Inland port at Rolleston means more freight for Timaru
A new inland port in Rolleston means more rail-freighted containers coming to Timaru's port, its chief executive says.
PrimePort chief executive Phil Melhopt said on Friday the opening of Port of Tauranga's Metroport Christchurch meant "increasing container volumes into port via rail and improved import-export ratios and more employment".
Timaru District mayor Damon Odey, who attended the opening, believed the freight site provided another strategic link for Timaru's growth.
Opening the inland port, Transport Minister Simon Bridges said it would provide cargo owners an efficient hub to move goods around Canterbury and to and from PrimePort Timaru.
A Ministry of Transport study suggested a trend toward larger ships visiting fewer ports than before, Bridges said.

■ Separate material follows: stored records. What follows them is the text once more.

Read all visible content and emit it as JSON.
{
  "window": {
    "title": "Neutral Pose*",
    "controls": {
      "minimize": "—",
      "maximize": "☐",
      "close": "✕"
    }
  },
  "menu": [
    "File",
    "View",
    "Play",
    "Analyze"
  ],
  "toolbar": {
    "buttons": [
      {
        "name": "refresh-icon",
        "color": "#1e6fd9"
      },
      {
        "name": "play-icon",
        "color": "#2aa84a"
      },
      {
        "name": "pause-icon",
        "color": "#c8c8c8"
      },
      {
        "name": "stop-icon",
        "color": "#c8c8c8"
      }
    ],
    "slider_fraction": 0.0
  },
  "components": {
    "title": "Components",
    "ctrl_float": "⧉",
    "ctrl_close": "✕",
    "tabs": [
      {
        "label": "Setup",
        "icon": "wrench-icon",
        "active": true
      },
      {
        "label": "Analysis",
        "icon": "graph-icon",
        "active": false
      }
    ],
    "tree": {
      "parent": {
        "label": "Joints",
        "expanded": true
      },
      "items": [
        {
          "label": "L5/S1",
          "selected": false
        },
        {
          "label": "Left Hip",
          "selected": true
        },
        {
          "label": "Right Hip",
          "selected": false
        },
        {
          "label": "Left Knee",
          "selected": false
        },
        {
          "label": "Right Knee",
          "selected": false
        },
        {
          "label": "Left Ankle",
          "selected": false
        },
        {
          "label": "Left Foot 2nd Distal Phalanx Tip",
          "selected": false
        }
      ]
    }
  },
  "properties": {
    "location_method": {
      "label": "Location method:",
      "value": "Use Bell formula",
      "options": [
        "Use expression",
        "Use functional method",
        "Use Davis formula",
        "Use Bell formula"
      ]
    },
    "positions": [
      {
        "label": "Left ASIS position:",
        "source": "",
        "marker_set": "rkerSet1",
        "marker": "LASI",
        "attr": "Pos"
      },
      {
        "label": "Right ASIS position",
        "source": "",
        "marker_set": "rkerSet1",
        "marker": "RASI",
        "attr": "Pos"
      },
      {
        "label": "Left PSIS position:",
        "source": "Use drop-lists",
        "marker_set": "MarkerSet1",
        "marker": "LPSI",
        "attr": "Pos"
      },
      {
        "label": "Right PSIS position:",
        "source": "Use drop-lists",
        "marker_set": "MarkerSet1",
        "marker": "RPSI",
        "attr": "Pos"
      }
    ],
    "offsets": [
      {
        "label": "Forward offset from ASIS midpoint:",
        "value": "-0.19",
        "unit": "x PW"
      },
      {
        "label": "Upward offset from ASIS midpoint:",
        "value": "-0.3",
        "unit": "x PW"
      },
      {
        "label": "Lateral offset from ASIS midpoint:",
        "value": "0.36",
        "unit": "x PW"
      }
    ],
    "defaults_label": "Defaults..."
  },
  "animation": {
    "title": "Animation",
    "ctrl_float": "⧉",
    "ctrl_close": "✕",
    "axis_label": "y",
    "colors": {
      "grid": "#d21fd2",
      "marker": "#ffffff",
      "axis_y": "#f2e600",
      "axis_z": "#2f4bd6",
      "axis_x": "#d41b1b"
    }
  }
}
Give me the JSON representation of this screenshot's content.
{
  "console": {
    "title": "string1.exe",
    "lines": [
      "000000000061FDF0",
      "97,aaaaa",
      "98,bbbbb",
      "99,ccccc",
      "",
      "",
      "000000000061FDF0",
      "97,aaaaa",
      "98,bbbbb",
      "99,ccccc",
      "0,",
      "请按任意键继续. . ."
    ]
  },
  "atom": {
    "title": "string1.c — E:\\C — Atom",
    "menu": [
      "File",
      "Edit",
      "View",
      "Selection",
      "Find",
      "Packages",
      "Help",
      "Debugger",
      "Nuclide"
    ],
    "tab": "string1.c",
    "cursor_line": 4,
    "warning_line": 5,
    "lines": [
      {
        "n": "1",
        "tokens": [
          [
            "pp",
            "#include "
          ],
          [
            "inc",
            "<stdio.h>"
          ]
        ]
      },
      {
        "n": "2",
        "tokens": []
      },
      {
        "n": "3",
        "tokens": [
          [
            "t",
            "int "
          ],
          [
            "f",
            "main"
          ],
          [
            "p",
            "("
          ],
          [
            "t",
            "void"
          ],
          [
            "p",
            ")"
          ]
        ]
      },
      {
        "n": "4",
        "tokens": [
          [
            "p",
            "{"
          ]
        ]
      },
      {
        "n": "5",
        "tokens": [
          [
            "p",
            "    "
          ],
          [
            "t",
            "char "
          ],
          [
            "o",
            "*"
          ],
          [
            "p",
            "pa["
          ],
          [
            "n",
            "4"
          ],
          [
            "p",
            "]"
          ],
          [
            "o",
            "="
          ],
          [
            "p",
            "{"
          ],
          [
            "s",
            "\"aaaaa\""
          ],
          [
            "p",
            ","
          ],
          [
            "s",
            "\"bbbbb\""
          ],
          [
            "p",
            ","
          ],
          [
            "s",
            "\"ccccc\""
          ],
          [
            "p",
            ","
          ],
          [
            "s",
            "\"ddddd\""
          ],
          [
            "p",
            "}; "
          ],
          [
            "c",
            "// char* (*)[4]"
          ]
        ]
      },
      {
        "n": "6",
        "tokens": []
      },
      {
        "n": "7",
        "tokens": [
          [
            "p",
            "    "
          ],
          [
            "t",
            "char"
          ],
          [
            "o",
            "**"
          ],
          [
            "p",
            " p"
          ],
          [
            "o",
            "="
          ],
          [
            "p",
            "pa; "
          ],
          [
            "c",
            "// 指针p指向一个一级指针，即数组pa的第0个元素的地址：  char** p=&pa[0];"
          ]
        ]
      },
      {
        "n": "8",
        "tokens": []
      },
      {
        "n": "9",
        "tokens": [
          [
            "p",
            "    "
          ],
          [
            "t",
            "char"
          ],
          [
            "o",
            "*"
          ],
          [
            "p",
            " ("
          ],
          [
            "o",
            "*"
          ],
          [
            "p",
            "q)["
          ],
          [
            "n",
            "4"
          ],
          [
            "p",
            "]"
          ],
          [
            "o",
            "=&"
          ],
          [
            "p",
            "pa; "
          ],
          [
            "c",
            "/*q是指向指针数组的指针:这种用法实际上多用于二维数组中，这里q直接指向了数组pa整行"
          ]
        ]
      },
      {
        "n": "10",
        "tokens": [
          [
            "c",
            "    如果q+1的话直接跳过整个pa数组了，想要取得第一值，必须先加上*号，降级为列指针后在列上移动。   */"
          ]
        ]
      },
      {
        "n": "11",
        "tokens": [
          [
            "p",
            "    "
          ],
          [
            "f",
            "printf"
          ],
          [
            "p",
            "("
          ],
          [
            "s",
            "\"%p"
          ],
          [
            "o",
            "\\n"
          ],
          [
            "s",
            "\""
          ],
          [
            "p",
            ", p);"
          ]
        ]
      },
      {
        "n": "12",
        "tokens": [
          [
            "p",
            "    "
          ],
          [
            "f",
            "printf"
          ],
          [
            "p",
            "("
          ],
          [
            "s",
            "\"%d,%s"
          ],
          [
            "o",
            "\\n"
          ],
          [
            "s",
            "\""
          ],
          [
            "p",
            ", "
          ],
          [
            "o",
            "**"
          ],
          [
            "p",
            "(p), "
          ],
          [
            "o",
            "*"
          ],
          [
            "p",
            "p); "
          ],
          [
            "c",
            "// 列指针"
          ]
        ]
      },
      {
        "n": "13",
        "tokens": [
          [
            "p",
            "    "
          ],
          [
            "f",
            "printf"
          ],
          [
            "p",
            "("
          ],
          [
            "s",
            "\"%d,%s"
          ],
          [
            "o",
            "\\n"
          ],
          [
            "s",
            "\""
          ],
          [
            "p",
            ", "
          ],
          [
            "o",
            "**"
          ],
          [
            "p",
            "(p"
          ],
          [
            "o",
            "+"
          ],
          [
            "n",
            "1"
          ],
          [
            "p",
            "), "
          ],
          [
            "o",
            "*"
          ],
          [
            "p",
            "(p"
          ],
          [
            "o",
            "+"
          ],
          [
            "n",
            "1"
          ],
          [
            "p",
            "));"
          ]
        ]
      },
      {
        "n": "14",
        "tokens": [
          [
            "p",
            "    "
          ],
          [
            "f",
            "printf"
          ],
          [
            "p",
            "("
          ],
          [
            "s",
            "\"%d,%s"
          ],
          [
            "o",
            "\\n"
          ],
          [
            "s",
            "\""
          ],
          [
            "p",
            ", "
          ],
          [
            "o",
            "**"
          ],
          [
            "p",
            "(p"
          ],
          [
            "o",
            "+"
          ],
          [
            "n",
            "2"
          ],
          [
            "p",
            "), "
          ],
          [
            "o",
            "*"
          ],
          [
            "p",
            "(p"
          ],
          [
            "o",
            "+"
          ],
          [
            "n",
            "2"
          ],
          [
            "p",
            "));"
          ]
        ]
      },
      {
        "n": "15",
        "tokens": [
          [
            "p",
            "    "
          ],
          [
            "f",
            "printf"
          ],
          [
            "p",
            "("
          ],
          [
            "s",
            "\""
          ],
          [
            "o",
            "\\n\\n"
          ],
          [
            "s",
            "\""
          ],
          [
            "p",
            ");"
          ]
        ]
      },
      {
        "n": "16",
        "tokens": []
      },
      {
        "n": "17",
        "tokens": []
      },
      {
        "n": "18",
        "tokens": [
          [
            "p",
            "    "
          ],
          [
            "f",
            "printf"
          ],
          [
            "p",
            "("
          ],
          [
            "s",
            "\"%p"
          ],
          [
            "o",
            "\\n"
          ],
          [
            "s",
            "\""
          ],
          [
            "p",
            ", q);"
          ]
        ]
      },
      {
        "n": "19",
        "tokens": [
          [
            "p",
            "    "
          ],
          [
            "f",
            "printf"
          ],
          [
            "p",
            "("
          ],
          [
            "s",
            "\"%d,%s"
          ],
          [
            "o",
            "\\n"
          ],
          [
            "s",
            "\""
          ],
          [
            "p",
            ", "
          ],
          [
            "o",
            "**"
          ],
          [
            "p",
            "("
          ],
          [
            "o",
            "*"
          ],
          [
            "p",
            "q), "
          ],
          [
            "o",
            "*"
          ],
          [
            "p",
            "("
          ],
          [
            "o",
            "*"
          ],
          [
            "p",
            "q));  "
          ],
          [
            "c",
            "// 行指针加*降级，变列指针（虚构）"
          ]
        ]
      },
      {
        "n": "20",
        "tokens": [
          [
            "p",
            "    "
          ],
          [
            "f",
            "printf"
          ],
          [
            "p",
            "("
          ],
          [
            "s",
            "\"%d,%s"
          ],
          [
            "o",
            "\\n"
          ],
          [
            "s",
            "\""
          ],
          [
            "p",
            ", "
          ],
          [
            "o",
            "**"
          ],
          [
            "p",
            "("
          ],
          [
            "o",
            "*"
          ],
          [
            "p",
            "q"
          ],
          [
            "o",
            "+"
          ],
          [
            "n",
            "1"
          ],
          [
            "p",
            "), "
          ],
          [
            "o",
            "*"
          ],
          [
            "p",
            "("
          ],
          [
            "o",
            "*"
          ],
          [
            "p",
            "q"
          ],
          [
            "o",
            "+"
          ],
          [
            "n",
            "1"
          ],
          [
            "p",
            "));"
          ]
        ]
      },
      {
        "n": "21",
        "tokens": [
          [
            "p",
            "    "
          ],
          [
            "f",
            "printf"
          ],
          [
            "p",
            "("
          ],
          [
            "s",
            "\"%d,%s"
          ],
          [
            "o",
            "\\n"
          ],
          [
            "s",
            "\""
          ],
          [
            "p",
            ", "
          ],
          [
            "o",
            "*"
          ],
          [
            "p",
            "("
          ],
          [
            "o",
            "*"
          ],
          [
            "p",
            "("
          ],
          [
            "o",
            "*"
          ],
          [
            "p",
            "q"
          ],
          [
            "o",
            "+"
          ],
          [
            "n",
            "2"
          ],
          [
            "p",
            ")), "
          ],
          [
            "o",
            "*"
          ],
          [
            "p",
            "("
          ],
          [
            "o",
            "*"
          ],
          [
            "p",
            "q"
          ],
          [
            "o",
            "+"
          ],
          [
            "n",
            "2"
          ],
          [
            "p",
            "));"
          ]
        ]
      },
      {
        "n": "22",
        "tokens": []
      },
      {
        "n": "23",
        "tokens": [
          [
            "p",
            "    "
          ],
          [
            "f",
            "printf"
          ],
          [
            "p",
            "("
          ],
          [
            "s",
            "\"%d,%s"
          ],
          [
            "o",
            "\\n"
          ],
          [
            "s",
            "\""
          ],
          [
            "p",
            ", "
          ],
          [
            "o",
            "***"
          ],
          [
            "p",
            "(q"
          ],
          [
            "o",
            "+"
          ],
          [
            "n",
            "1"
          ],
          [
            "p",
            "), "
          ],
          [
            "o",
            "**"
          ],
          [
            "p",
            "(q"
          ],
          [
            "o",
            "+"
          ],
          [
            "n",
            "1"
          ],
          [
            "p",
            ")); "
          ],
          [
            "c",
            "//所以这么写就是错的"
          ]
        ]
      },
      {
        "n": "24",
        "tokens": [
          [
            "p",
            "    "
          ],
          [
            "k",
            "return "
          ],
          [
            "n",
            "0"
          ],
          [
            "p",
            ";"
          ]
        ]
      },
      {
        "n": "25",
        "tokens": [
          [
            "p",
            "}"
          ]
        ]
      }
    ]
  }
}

Port of Tauranga chief executive Mark Cairns believed the inland port provided good, healthy competition for Lyttleton Port of Christchurch's own planned inland freight hub at Rolleston.
It would allow cargo customers to pay "a very attractive shipping rate" by getting their cargo on bigger ships at Tauranga's port.
"At the moment, the only two ports in New Zealand that have consents or are currently dredging are Port of Tauranga and Port Otago."
Cairns said although more cargo was not guaranteed, the company expected MetroPort would attract more. Timaru had a good, sustainable little port, he said.
"In 2013, we had the acquisition of PrimePort Timaru, that business is now doing four times the container volume it did back in 2013.
"This is the next step of getting more cargo through Timaru, but ultimately more cargo in one place for these bigger ships."
Cairns said trucks and trains could drop off containers of cargo at the inland port, where the company could plan their trajectory and have them shipped to Timaru by rail.
Cairns said the company would "always choose rail where we can". Grouping cargo in one place helped to make sending containers to the port by rail viable.
The inland port would begin operations "as soon as we can get some cargo," Cairns said.